Ericsson pragnie wyjaśnić z Nasrem kolizję z GP Monako
Szwed przyznaje, że był zaskoczony zachowaniem kierowcy z Sao Paulo.
31.05.1616:22
1810wyświetlenia
Marcus Ericsson przyznał, że pragnie wyjaśnić z Felipe Nasrem kontrowersyjną kolizję, do jakiej doszło pomiędzy nimi w trakcie wyścigu o Grand Prix Monako.
Ze względu na opór, z jakim spotkały się polecenia zespołu wzywające Brazylijczyka do przepuszczenia szybszego bolidu, Ercisson podjął próbę wyprzedzania w zakręcie La Rascasse, powodując kraksę, w wyniku której oba Saubery zostały zmuszone do wycofania się z dalszego ścigania. Krótko po zakończeniu rywalizacji szefowa zespołu określiła incydent mianem
nieakceptowalnego, a Szwed został ukarany przez sędziów cofnięciem o trzy pozycje na starcie GP Kanady i dwoma punktami do superlicencji.
Oczywiście to nic dobrego. Ja i Felipe musimy usiąść przy jednym stole i oczyścić atmosferę przed Grand Prix Kanady. Trzeba zrobić to jak najszybciej- powiedział Ericsson.
Założyłem ultramiękkie opony i na początku miałem problemy ze zmuszeniem ich do pracy, ponieważ od razu po wyjeździe trafiłem na niebieskie flagi. Kiedy w końcu udało mi się przejść przez ten okres, zacząłem notować bardzo mocne rezultaty i wkrótce dojechałem do Felipe. Sądzę, że byłem od niego szybszy trzy, cztery sekundy na okrążeniu. Kiedy znalazłem się tuż za jego tylnym skrzydłem, zapytałem się przez radio co powinienem zrobić. Nie wiedziałem, czy mam go atakować- tłumaczył.
W odpowiedzi usłyszałem, że zamienimy się pozycjami, ponieważ na tamten moment byłem znacznie szybszy.

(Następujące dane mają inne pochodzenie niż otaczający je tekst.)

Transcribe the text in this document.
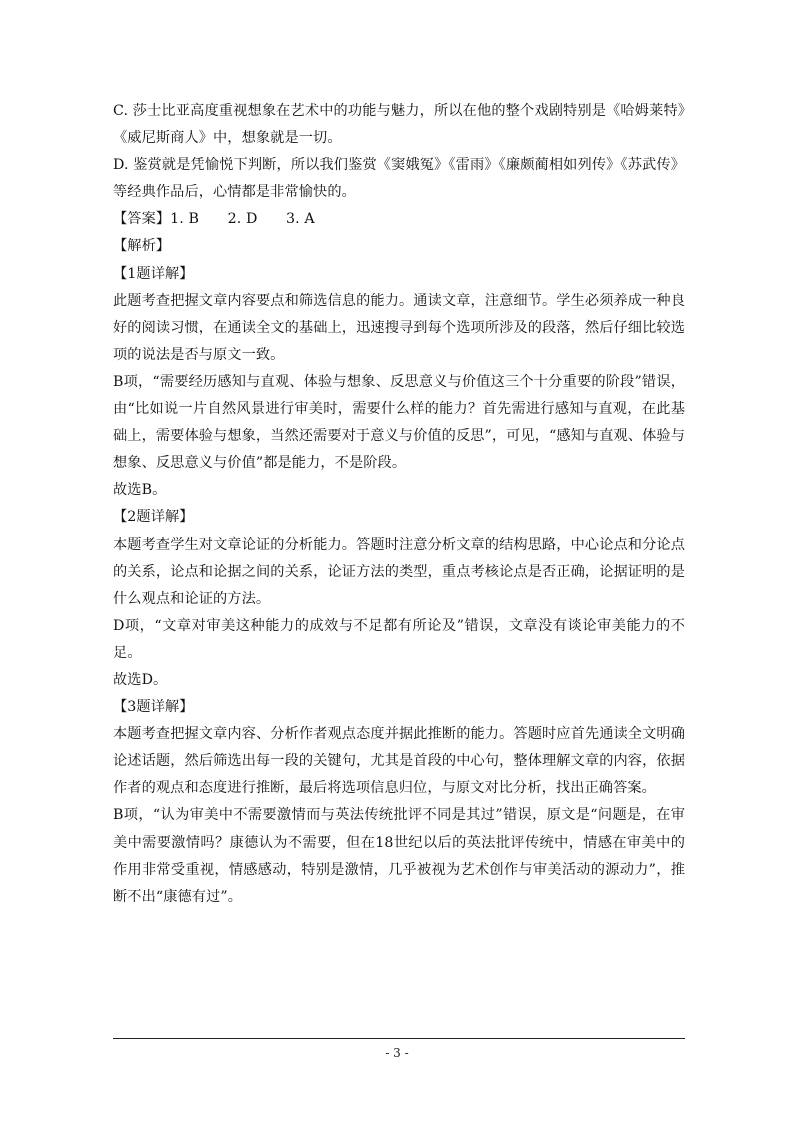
C. 莎士比亚高度重视想象在艺术中的功能与魅力，所以在他的整个戏剧特别是《哈姆莱特》《威尼斯商人》中，想象就是一切。

D. 鉴赏就是凭愉悦下判断，所以我们鉴赏《窦娥冤》《雷雨》《廉颇蔺相如列传》《苏武传》等经典作品后，心情都是非常愉快的。

【答案】1. B　　2. D　　3. A

【解析】

【1题详解】

此题考查把握文章内容要点和筛选信息的能力。通读文章，注意细节。学生必须养成一种良好的阅读习惯，在通读全文的基础上，迅速搜寻到每个选项所涉及的段落，然后仔细比较选项的说法是否与原文一致。

B项，“需要经历感知与直观、体验与想象、反思意义与价值这三个十分重要的阶段”错误，由“比如说一片自然风景进行审美时，需要什么样的能力？首先需进行感知与直观，在此基础上，需要体验与想象，当然还需要对于意义与价值的反思”，可见，“感知与直观、体验与想象、反思意义与价值”都是能力，不是阶段。

故选B。

【2题详解】

本题考查学生对文章论证的分析能力。答题时注意分析文章的结构思路，中心论点和分论点的关系，论点和论据之间的关系，论证方法的类型，重点考核论点是否正确，论据证明的是什么观点和论证的方法。

D项，“文章对审美这种能力的成效与不足都有所论及”错误，文章没有谈论审美能力的不足。

故选D。

【3题详解】

本题考查把握文章内容、分析作者观点态度并据此推断的能力。答题时应首先通读全文明确论述话题，然后筛选出每一段的关键句，尤其是首段的中心句，整体理解文章的内容，依据作者的观点和态度进行推断，最后将选项信息归位，与原文对比分析，找出正确答案。

B项，“认为审美中不需要激情而与英法传统批评不同是其过”错误，原文是“问题是，在审美中需要激情吗？康德认为不需要，但在18世纪以后的英法批评传统中，情感在审美中的作用非常受重视，情感感动，特别是激情，几乎被视为艺术创作与审美活动的源动力”，推断不出“康德有过”。

- 3 -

Minęło kolejne kółko i zapytałem, co się dzieje. Zespół odparł, że przekazują Felipe stosowną informację, i że ustąpi mi miejsca na tym okrążeniu. Później przyszło kolejne kółko... Wydaje mi się, że rozmawiali z nim o tym przez osiem okrążeń, mówili mu, co ma zrobić, ale on po prostu ich nie słuchał. Po tych ośmiu okrążeniach powiedziałem ekipie, że jeśli nie zamierza usunąć mi się z drogi, to będę musiał podjąć próbę wyprzedzania, ponieważ mój bolid stać na więcej. Zgodzili się, a ja zabrałem się do pracy.

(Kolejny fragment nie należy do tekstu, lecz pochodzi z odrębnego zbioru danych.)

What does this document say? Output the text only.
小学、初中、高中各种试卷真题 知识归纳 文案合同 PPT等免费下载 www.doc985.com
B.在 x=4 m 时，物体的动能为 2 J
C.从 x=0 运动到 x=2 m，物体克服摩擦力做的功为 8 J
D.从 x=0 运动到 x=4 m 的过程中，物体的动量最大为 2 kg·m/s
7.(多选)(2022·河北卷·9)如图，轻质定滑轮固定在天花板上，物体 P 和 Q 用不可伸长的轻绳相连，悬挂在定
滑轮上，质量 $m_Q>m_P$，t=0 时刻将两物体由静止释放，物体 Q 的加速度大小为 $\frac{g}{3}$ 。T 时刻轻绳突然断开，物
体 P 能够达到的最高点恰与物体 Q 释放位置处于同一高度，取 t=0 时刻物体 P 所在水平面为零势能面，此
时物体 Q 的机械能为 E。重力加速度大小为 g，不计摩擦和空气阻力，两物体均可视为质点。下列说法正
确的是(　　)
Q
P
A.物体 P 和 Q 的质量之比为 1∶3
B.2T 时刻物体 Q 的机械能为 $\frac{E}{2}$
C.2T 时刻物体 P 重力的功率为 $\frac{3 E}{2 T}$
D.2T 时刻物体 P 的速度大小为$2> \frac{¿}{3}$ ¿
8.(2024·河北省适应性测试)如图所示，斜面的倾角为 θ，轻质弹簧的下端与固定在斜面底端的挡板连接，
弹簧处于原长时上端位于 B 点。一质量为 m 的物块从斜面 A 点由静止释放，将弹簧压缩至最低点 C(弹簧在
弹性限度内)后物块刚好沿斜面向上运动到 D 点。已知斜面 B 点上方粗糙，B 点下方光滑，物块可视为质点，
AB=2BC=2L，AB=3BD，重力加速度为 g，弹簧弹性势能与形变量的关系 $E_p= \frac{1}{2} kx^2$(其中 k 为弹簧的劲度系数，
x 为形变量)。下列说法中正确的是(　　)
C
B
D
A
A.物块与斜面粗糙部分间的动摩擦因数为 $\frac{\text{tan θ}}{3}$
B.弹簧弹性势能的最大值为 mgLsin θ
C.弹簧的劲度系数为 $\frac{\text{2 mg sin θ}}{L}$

Na początku starałem się wykonać manewr za tunelem, ale spotkałem się z ostrą obroną. Pomyślałem więc, że najlepszym miejscem będzie Rascasse, ponieważ wcześniej walczyłem tam z Bottasem i wiedziałem, że można tam się zrównać z rywalem i w najgorszym wypadku na wyjściu po prostu zostaniesz za jego plecami. Miałem także w pamięci wyścigi innych serii, w których wiele prób wyprzedzania podejmowano właśnie w Rascasse. Prawdopodobnie było to najlepsze miejsce do przeprowadzania ataków. Dodatkowo Felipe miał spore problemy w ostatnim sektorze i zawsze mocno się tam do niego zbliżałem. W kocu go zaatakowałem, co nie skończyło się tak, jak oczekiwałem.